この楽曲は本来 レ,ク,イ,エ,ムを一音ずつ歌うよう寺田瀧雄先生に指示されていたが レコーティングで ♪れくーいえーむ♪と勝手に変えた。」
「最近発売された100周年記念CDが送られてきた。
“春日野八千代先生の歌も入っているのだ~と聴いていると 「彷徨のレクイエム」一番のみ自分の歌唱を入れてもらっていた。 自分はトップでもないのに 100年を代表する楽曲として自分の声が入っていて このことを知らなかったので本当にうれしかった。
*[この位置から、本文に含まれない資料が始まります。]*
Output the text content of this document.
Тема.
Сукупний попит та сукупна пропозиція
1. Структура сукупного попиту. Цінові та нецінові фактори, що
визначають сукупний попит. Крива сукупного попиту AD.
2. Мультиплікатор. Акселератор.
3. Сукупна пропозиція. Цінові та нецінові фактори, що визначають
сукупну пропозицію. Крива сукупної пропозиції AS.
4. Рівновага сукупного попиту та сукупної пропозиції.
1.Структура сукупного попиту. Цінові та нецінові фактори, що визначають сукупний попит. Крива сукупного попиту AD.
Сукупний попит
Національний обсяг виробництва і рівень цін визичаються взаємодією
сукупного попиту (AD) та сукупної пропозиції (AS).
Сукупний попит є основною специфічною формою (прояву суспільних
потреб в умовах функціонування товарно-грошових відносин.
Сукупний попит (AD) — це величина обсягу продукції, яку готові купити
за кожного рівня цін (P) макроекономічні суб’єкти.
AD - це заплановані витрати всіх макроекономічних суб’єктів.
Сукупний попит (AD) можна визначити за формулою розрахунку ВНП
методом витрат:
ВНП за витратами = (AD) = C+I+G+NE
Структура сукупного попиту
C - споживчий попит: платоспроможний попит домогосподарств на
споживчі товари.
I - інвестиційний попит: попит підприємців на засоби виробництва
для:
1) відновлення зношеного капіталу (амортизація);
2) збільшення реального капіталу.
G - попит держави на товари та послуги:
」
寿さん嗚咽 客席もすすり泣きマックス。
「これからも頑張ります。」
拍手当然鳴りやまずアンコール
終わりなき旅 美空ひばり
「必ずこの曲で〆るようにしている。
子供のころから美空ひばりさんが大好きで 一生大切に 声が出る限り歌い続けたい。」
寿さんのオリジナル曲かと思うほど素晴らしい絶唱で 割れんばかりの拍手。
最期のアンコール
のっしのっしと舞台の壇上に上がられ
「歌い終わったら 60歳になっちゃう」
「幸せになります と言って退団した私が 今本当の幸せはここにある(←だったかな?) これからもよろしくお願いします」
終演
終演後 目真っ赤に充血している人の多いこと・・・
わたくしは歌舞伎と芸能ニュースには疎いのでよくわからない部分が多かったのですが 少なくとも寿ひずるさんの歌唱は 「宝塚の古参ファンありき」などではなく ばりばり現役歌手でした。
そして 地声の絶唱は 宝塚時代と遜色ない実直な力強さがあり、 (蘭寿とむさんもそうですが) アイウエオどの音も絶唱しても歯の露出しない気品がある点も全くお変わりなかったです。
トークで ちらちらと披露された 波乱万丈らしい退団後のエピソードは “切り売り”というより 懐かしいファンの方との“共有”という感じ。
なんだかプライベートな小規模で暖かい会場ですが 小会場ではもったいない歌唱を聴かせていただきました。
これからも どこかの舞台で ミュージカル女優寿ひずるさん にお会いできるのが とってもとっても楽しみです。
寿さんのトークに「 」を入れたり入れなかったり一貫性がなく申し訳ありません。
寿さんが語られた言葉そのものではなく 何書いてあるかわからんわたくしのメモの掘り起しにて 間違いもあるかもしれません。
とりあえずアップしますが 誤字脱字 後程訂正いたします。